While the industry enjoys the recent run-up in retail commission revenue, it should also be thinking about the long term. Ideally, many people who began trading for entertainment would mature into advisory clients with boringly sound financial plans and dutifully diversified portfolios.
Yet as the pandemic recedes and many of the conditions that drove the trading boom begin to abate, the industry could lose a large crop of potential long-term clients.
The challenge is converting these young prospects — many of whom distrust the Bay Street establishment — into viable, long-term clients. Clearing that considerable hurdle will require industry and regulatory innovation. The pandemic has forced both firms and regulators to swiftly adapt to unprecedented conditions. That same ingenuity needs to be deployed to enhance service to clients.

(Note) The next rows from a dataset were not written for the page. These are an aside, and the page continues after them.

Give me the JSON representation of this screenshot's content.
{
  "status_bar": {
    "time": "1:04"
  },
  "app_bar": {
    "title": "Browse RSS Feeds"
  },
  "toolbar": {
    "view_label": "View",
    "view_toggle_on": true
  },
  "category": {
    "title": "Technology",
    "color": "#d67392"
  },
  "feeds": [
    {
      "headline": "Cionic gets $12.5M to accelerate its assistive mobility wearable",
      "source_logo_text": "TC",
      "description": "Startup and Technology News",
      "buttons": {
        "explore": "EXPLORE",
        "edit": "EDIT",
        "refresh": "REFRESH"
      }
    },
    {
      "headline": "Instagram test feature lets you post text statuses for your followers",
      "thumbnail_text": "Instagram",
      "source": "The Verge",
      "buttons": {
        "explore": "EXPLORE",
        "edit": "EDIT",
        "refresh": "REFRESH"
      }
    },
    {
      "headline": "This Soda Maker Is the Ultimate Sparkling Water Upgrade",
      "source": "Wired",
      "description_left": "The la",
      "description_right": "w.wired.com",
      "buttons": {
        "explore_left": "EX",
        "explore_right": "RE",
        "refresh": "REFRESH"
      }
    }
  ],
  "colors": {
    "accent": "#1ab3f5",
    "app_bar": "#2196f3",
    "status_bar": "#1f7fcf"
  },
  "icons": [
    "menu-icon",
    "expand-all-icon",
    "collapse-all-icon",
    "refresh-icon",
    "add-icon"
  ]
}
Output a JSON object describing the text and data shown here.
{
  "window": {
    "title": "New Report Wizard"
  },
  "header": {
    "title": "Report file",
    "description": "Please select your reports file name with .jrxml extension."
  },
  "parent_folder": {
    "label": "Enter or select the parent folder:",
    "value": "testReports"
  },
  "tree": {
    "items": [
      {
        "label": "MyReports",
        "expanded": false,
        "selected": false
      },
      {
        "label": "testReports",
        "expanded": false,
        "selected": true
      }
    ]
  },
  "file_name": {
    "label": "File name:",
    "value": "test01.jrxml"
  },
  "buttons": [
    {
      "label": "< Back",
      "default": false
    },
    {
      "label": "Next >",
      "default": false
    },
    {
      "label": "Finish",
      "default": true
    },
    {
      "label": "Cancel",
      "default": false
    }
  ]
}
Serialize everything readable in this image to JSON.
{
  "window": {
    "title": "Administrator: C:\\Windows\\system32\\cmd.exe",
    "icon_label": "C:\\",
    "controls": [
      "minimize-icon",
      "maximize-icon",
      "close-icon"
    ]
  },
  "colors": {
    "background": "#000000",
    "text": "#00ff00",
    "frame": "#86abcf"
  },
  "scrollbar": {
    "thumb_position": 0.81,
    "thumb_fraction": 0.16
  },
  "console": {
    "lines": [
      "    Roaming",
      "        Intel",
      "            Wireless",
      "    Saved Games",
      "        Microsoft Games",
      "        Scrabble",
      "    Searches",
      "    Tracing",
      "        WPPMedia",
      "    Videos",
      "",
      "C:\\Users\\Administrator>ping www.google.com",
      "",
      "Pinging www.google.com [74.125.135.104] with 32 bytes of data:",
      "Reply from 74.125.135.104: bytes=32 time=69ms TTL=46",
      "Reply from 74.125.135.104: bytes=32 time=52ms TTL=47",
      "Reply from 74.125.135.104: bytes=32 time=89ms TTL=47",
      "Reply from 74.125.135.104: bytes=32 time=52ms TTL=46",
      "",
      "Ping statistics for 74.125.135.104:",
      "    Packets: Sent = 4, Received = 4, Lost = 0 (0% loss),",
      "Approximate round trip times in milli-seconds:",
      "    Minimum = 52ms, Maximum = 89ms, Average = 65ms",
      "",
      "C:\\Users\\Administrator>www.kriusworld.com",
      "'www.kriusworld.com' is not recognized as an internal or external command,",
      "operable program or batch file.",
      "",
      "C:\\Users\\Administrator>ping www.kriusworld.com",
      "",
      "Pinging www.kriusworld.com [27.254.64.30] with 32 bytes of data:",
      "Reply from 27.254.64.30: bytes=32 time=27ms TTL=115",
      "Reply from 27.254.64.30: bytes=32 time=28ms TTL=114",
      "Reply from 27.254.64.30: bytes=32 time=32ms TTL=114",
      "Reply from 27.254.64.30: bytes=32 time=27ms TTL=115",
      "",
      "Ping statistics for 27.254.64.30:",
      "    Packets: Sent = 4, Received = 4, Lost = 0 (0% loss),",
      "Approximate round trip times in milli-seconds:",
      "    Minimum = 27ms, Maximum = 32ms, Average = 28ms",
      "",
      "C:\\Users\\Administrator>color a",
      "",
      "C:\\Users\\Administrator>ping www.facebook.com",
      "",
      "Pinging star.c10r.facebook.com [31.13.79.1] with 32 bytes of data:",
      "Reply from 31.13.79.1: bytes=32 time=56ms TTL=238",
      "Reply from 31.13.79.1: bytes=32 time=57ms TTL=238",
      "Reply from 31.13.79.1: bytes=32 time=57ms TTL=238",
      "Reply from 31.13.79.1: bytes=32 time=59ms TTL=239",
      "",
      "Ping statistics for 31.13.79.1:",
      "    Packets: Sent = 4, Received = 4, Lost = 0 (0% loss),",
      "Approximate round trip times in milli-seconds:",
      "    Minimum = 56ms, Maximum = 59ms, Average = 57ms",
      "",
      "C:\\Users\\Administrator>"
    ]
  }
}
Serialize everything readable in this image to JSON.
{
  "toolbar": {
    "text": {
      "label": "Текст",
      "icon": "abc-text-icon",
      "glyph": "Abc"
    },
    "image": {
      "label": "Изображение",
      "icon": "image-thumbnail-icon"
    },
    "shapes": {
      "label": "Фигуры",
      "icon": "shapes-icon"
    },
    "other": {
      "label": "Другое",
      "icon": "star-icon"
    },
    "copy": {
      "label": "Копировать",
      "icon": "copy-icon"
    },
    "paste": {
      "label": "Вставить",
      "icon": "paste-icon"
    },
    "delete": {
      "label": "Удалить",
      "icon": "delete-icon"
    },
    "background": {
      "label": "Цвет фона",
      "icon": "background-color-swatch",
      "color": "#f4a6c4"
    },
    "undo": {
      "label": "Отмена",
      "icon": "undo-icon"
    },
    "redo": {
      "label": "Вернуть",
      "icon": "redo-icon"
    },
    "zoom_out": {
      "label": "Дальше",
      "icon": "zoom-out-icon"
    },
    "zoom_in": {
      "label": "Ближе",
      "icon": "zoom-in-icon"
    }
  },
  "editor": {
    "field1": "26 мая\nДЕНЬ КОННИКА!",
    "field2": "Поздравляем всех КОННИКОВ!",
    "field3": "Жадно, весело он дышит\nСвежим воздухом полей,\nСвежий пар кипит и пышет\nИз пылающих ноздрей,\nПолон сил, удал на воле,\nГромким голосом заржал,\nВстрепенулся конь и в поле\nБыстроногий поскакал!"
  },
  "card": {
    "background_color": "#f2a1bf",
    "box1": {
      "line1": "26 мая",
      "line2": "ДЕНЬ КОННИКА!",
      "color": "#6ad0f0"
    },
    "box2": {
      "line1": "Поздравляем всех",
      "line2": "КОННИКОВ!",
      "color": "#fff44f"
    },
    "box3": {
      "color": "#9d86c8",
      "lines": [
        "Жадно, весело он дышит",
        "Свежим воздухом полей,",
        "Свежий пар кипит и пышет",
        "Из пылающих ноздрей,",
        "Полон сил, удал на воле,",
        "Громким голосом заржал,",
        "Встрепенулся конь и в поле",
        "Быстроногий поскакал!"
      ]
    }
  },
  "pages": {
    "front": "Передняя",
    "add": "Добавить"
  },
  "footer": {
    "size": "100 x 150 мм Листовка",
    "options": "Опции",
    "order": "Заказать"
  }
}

On the regulatory front, there’s historically been a bright line between advice providers and order-takers. While there has been some blurring of that line in recent years, regulators must ensure a path to serving investors with new forms of advice that can be delivered via the existing — and yet to be invented — digital channels where these investors reside.
Building trust among a skeptical population may prove to be the biggest obstacle, and there are no shortcuts to solve that. Combining aligned incentives and putting clients first is the only sure route to success.